巻子【かんす】、巻き物の巻き方
巻子【かんす】というのは、帯状に裁断した紙や絹織物に文字を記したり絵を描き、その巻末に円柱状の軸木(巻き芯)を取り付けてくるくると巻いたもの。巻き物【まきもの】といった方が一般にわかりやすいかもしれない。ちょっとご年配の方ならば、時代劇の中で忍者が口に加えて煙の中から登場したり、一子相伝の剣術を認めた武芸帳など想像していただければわかりやすいだろうか。西遊記で三蔵法師が天竺から持ち帰ったのも巻き物にされたお経。昨今は世界的に日本のアニメがブームになっており、ベストセラーとなっている『ナルト』などでも、巻き物はちょこちょこと登場しているようだ。
巻き物は巻いて収納することによって、結構な量の文字や図像の情報が省スペースで保管出来るし、コンパクトになって持ち運びもとても便利になる(この技術があったから仏教(お経)が広く伝搬したという説もある)。巻いておけば書いた文字や描いた絵画は直接的に外界に曝されることもない。とても優れた装幀法だ。

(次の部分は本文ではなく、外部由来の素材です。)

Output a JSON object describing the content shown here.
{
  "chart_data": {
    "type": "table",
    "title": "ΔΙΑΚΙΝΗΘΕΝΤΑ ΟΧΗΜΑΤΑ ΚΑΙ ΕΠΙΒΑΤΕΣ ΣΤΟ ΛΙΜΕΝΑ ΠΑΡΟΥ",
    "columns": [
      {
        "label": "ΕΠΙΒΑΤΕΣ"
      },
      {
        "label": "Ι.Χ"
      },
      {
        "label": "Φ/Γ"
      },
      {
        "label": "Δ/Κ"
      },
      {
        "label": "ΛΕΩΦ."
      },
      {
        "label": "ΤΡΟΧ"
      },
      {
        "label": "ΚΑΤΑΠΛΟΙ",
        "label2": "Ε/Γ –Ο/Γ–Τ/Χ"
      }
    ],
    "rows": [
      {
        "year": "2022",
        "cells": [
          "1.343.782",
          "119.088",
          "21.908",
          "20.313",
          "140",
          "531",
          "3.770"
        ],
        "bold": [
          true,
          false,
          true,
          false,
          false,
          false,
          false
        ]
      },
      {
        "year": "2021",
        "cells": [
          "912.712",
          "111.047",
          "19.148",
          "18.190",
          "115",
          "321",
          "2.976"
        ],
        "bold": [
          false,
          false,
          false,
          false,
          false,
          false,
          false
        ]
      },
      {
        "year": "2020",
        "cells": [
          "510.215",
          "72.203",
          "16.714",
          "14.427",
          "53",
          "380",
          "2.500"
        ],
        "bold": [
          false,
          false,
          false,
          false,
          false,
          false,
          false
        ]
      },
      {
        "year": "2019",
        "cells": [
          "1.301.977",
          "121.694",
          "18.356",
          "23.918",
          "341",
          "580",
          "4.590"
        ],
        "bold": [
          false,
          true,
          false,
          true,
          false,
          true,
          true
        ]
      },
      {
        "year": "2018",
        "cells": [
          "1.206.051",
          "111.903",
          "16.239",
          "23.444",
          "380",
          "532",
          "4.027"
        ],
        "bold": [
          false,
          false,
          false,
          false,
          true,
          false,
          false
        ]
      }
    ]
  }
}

今回は以下に巻き物の仕舞い方、紐の結び方ををいくつか紹介する。
写真1.は巻き紐を交差させて、交差している部分に紐の先端を二つ折りにして差し込む方法。この方法のみ、結び目は巻子と直交する。写真2.3.4.はいずれも巻き紐を平らに並べる様に巻き、紐の先端を巻いた紐の一部か、全てに通して(くぐらせて)固定する方法。いずれの方法も間違いではないが、箱に収める際、長く収納しておく際は、写真1の結び方は避けたほうが良い。この結び方は、紐が交差した部分が盛り上がり、収納時に箱の内部で接触したり、巻き物本体を部分的に圧迫するのでよろしくない。